[ Zola / A Love Episode ]
This is a story of a love affair that never quite happens; the young widow Helene falls in love with the married Doctor Deberle, who is caring for Helene's terminally ill daughter. Despite a strong attraction to each other, Helene and the Doctor go their separate ways after Helene's daughter succumbs to tuberculosis.
The novel's only reference to Newfoundlands occurs in Chapter 16 when one of the minor characters, a man who is rumored to have given swimming lessons to the wife of the doctor (a rumor which generates a suggestion of impropriety on the part of the doctor's wife, and a rumor which is quite false) enters a gathering and greets the doctor's wife.

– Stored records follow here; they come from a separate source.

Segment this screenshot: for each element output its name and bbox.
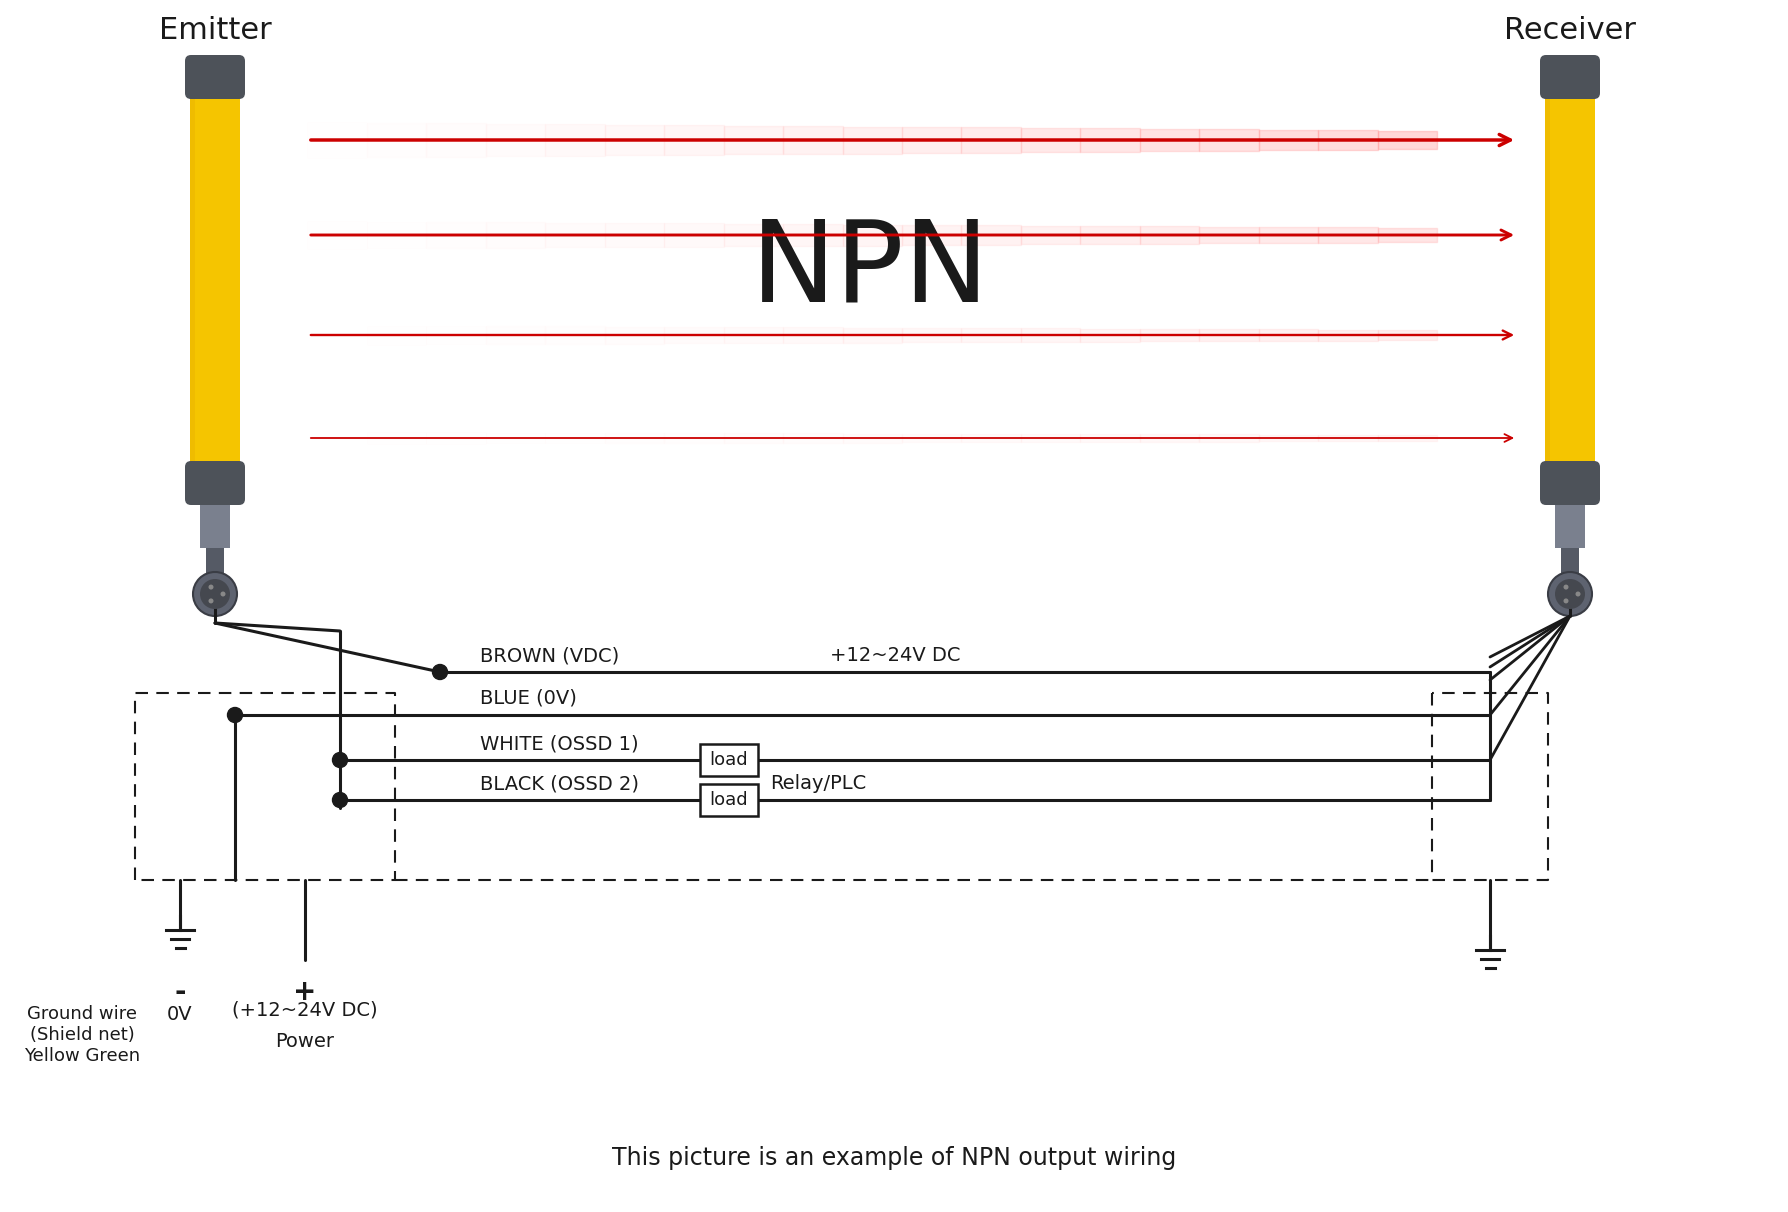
Bar: [699, 784, 758, 816]
Text: -: -: [173, 978, 186, 1006]
Text: Receiver: Receiver: [1504, 16, 1636, 45]
Bar: [206, 548, 224, 581]
Circle shape: [1556, 579, 1584, 608]
Text: Emitter: Emitter: [159, 16, 272, 45]
FancyBboxPatch shape: [184, 55, 245, 99]
Bar: [1561, 548, 1579, 581]
Circle shape: [1563, 584, 1568, 589]
Circle shape: [1563, 599, 1568, 604]
Text: BLACK (OSSD 2): BLACK (OSSD 2): [479, 774, 638, 793]
Bar: [200, 501, 231, 548]
Text: Power: Power: [275, 1031, 334, 1051]
Text: BLUE (0V): BLUE (0V): [479, 688, 578, 708]
Circle shape: [193, 572, 238, 616]
Text: 0V: 0V: [168, 1005, 193, 1024]
Circle shape: [200, 579, 231, 608]
Text: +: +: [293, 978, 316, 1006]
FancyBboxPatch shape: [1539, 461, 1600, 505]
Text: load: load: [710, 791, 749, 808]
Circle shape: [209, 599, 213, 604]
Text: (+12~24V DC): (+12~24V DC): [232, 1000, 377, 1019]
FancyBboxPatch shape: [1539, 55, 1600, 99]
FancyBboxPatch shape: [184, 461, 245, 505]
Bar: [1545, 90, 1595, 478]
Text: Relay/PLC: Relay/PLC: [771, 774, 865, 793]
Circle shape: [227, 708, 243, 722]
Bar: [190, 90, 240, 478]
Text: load: load: [710, 751, 749, 768]
Circle shape: [333, 793, 347, 807]
Bar: [699, 744, 758, 776]
Text: BROWN (VDC): BROWN (VDC): [479, 646, 619, 665]
Text: WHITE (OSSD 1): WHITE (OSSD 1): [479, 734, 638, 753]
Text: +12~24V DC: +12~24V DC: [830, 646, 960, 665]
Circle shape: [1575, 591, 1581, 596]
Text: Ground wire
(Shield net)
Yellow Green: Ground wire (Shield net) Yellow Green: [23, 1005, 139, 1064]
Bar: [190, 90, 195, 478]
Circle shape: [209, 584, 213, 589]
Text: This picture is an example of NPN output wiring: This picture is an example of NPN output…: [611, 1147, 1177, 1170]
Circle shape: [333, 753, 347, 767]
Circle shape: [220, 591, 225, 596]
Bar: [1545, 90, 1550, 478]
Text: NPN: NPN: [751, 215, 989, 326]
Bar: [1556, 501, 1584, 548]
Circle shape: [1548, 572, 1591, 616]
Circle shape: [433, 664, 447, 680]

"Oh, it's you!" she exclaimed, in a voice loud enough to be heard by everybody. "It seems you go in for swimming now."
He did not guess her meaning, but nevertheless replied, by way of a joke:
"Certainly; I once saved a Newfoundland dog from drowning."
The ladies thought this extremely funny, and even Madame Deberle seemed disarmed.
"Well, I'll allow you to save Newfoundlands," she answered, "but you know very well I did not bathe once at Trouville."
"Oh! you're speaking of the lesson I gave you!" he exclaimed. "Didn't I tell you one night in your dining-room how to move your feet and hands about?"
All the ladies were convulsed with mirth — he was delightful!
A few lines further on, the same character, in order to mask a private conversation by pretending the conversation is innocuous, loudly declares to the young woman he is whispering with "Oh! you don't believe the story about my Newfoundland! Yet I received a medal for it, and I'll show it to you."
There are no other references to Newfoundlands in this novel.